Most Americans more or less believe that “hell is other people” (apologies to Sartre), according to Pew’s pandemic-inspired study, released today, on suffering and the problem of evil.

Yet when it comes to the actual hell and heaven, in the same survey Pew found “many Americans believe in an afterlife where suffering either ends entirely or continues in perpetuity.”

Pew surveyed 6,485 American adults—including 1,421 evangelicals—in September 2021 about the afterlife, specifically their views on heaven, hell, reincarnation, fate, prayer, and other metaphysical matters.

Today 73 percent of Americans believe in heaven while 62 percent believe in hell, similar to 2017 when Pew last asked the questions.

Meanwhile, 1 in 4 Americans don’t believe in heaven or hell. Instead, 7 percent believe in “a different kind of afterlife” while 17 percent don’t believe in any afterlife.

Meanwhile, 1 in 4 Americans don’t believe in heaven or hell. Instead, 7 percent believe in “a different kind of afterlife” while 17 percent don’t believe in any afterlife.

According to Pew researchers:

The vast majority of those who believe in heaven say they believe heaven is “definitely” or “probably” a place where people are free from suffering [69%], are reunited with loved ones who died previously [65%], can meet God [62%], and have perfectly healthy bodies [60%]. And about half of all Americans … view hell as a place where people experience psychological and physical suffering [53%] and become aware of the suffering they created in the world [51%]. A similar share says that people in hell cannot have a relationship with God [49%].

Four in 10 Americans believe those in hell definitely or probably can meet Satan.

Meanwhile on the fate of nonbelievers, Pew found support for inclusivism among Catholics was “far more likely” than among Protestants (68% vs. 34%), and especially evangelicals (21%).

A related research question touched on universalism, though it asked Christian respondents to assess both “my religion” and “Christian religions.” As researchers described:

There also is wide variance among Christians on the question of whether “many religions” can lead to eternal life in heaven or if their religion is the “one true faith” leading to heaven. Protestants are more than twice as likely as Catholics to say that their faith is the one true faith leading to eternal life in heaven (38% vs. 16%), with half of evangelicals expressing this view.

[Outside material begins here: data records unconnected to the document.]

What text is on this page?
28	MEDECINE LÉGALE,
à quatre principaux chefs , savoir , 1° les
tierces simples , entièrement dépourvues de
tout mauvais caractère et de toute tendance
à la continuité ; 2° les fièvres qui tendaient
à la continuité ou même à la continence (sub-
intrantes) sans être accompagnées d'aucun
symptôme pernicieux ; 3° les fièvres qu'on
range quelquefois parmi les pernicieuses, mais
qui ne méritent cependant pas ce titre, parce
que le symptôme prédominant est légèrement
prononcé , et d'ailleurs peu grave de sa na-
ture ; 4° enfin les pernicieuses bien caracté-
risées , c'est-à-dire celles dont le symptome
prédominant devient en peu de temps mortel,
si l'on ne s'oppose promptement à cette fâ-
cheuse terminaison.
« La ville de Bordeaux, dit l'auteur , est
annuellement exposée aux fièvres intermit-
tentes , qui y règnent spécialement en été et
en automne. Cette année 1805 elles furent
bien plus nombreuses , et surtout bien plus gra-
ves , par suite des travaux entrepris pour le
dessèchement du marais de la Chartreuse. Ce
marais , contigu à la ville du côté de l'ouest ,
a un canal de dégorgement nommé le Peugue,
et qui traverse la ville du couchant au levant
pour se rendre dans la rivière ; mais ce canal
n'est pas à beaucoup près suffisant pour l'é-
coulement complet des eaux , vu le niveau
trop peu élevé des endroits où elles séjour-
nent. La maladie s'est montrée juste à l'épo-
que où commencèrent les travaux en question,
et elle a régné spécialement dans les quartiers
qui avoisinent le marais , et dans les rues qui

On the other hand, 44% of evangelical Protestants say that many religions can lead to eternal life in heaven, though they are split on whether this reward is granted only to members of other branches of Christianity (19%) or if followers of some non-Christian religions also can go to heaven (23%).

Here is how Americans describe what they believe heaven and hell are like:

Other findings from the survey include:

  • 1 in 3 Americans believe in reincarnation.
  • 4 in 10 believe in fate—including two-thirds of Black Americans.
  • 8 in 10 believe “things can happen that cannot be explained by science or natural causes.”
  • 7 in 10 believe in “definite answers to specific prayer requests” but only 5 in 10 have experienced it.
  • 7 in 10 believe in receiving direct revelations from God but only 3 in 10 have experienced it.
  • 7 in 10 believe it is possible to “feel the presence” of someone who has died and 4 in 10 have experienced it.
  • 5 in 10 believe it is possible to “get help” from the dead and 2 in 10 have experienced it.
  • 5 in 10 believe it is possible to communicate with the dead and less than 2 in 10 have experienced it.
  • 8 in 10 believe in near-death experiences.

Among members of evangelical churches:

  • 90% of evangelicals believe in “definite answers to specific prayer requests,” but only 73% have experienced it.
  • 88% believe in receiving direct revelations from God, but only 46% have experienced it.
  • 63% believe it is possible to “feel the presence” of someone who has died and 37% say they have experienced it.
  • 38% believe it is possible to “get help” from the dead and 15% say they have experienced it.
  • 35% believe it is possible to communicate with the dead and 11% say they have experienced it.

The religiously unaffiliated have nearly the same belief as evangelicals in all three, while mainline Protestants and Catholics report higher levels of belief in all three. Black Protestants are the highest: 55 percent have experienced the presence of the deceased, 28 percent have experienced help from the dead, and 25 percent say they have communicated with the dead.